Medsos Jadi Senjata Baru Dinkes Sumut Hadapi “Emak-Emak Anti Vaksin

MEDAN, iNewsMedan.id – Imunisasi kini tak lagi hanya urusan ruang tunggu puskesmas. Di era digital, kampanye kesehatan ikut bergerak dinamis di dunia maya. Selama dua hari, Selasa-Rabu (15–16 Juli), para tenaga kesehatan dari 28 kabupaten/kota di Sumatera Utara dikumpulkan untuk satu misi: belajar bikin konten imunisasi yang relate, lokal, dan powerful di media sosial.
Pelatihan ini digelar atas kolaborasi Direktorat Imunisasi dan Promosi Kesehatan Komunitas Kemenkes RI bersama Global Health Strategies (GHS). Dua puskesmas di Medan, yakni Helvetia dan Amplas, jadi pilot project—dan hasilnya mulai terlihat.
“Dinas Kesehatan itu sebenarnya objeknya ya, dan GHS ini membantu kami lewat pelatihan dan pembuatan konten yang sebelumnya sudah disiapkan. Ini betul-betul jadi warna baru buat kami,” kata Kabid P2P Dinkes Sumut, Novita Rohdearni Saragih, dalam keterangan persnya usai membuka kegiatan pelatihan yang diikuti 28 kabupaten/kota di Sumut itu.
Menurut Novita, capaian imunisasi dasar lengkap di Sumut kini sudah di angka 32,39 persen dengan target 58 persen. Sumut bahkan berada di posisi kelima nasional dalam cakupan imunisasi. “Tapi targetnya tak berhenti di angka. Ada pekerjaan rumah soal awareness dan perubahan sikap masyarakat,” katanya.
Kampanye ini tak hanya soal unggahan. Ganendra Awang Kristandya, Senior Director Global Health Strategies untuk Indonesia dan ASEAN, menegaskan bahwa proyek bertajuk Vax Social ini menyasar perilaku masyarakat lewat platform yang akrab mereka buka setiap hari.
“Rata-rata orang Indonesia menatap layar selama lebih dari tujuh jam sehari. Jadi kenapa tidak kita isi layar itu dengan konten imunisasi yang akurat?” ujar Ganendra.
Sejak dimulai, lebih dari 150 konten digital telah disebar melalui kanal resmi Dinas Kesehatan Medan dan dua puskesmas. Hasilnya: lebih dari 8 juta akun terjangkau.
Bukan hanya itu, GHS juga membentuk WhatsApp Group Ibu Pandai, ruang diskusi daring bagi para ibu untuk berbagi info kesehatan langsung dari tenaga profesional. Data awal menunjukkan bahwa setiap tiga informasi yang dibagikan, satu ibu menunjukkan minat baru untuk mengimunisasi anaknya.

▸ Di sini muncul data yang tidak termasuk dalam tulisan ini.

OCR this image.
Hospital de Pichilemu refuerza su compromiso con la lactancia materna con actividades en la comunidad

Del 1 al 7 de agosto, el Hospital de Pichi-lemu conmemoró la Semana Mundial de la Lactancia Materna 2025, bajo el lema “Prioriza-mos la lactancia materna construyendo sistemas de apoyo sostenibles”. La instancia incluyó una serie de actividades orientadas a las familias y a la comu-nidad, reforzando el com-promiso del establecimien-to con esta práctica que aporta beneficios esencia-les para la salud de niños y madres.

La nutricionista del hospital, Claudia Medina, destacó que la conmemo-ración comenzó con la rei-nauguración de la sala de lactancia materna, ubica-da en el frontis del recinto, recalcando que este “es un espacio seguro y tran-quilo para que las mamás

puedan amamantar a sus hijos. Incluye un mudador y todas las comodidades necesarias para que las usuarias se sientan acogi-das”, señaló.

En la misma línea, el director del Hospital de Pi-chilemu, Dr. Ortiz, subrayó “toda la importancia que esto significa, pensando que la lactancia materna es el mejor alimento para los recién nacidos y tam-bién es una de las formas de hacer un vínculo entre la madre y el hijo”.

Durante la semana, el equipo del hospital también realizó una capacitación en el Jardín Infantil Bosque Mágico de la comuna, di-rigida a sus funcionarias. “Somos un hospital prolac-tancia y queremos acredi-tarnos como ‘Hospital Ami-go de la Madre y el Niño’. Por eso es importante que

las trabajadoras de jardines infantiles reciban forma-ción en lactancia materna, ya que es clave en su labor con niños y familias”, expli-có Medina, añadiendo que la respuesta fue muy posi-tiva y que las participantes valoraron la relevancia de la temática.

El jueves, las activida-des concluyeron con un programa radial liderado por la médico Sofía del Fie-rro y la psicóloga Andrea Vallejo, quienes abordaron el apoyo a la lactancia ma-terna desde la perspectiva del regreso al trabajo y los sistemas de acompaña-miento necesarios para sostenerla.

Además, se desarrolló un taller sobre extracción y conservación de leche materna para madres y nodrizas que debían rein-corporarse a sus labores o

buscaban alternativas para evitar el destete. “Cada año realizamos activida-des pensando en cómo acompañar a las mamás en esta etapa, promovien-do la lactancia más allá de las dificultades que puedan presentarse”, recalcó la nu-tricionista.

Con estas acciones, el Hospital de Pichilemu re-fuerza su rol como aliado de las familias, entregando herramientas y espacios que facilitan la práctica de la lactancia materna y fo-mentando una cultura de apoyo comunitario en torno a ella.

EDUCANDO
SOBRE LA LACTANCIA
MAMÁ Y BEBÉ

Dr. dr. Anung Sugihantono, Senior Advisor GHS, menambahkan bahwa pendekatan lokal jadi kunci. “Yang menentukan imunisasi anak bukan cuma ibunya. Di Medan beda dengan Langkat, di Bitung beda dengan Manado. Itulah kenapa pesan-pesan ini harus dikemas secara lokal,” jelasnya.
Dalam pelatihan, para peserta juga diajak memilih platform yang tepat—Facebook, WhatsApp, Instagram, hingga X (dulu Twitter)—sesuai karakter masyarakat di wilayah masing-masing.
Ke depan, GHS dan Kemenkes akan membagikan alat ukur efektivitas kampanye berbasis media sosial. Ini penting, kata Anung, agar promosi kesehatan tidak lagi dianggap sekadar “cuap-cuap” tanpa hasil.
“Kita harus bisa buktikan bahwa kampanye di medsos berdampak langsung pada peningkatan imunisasi. Kalau jalannya benar, hasilnya bisa diukur,” tutupnya.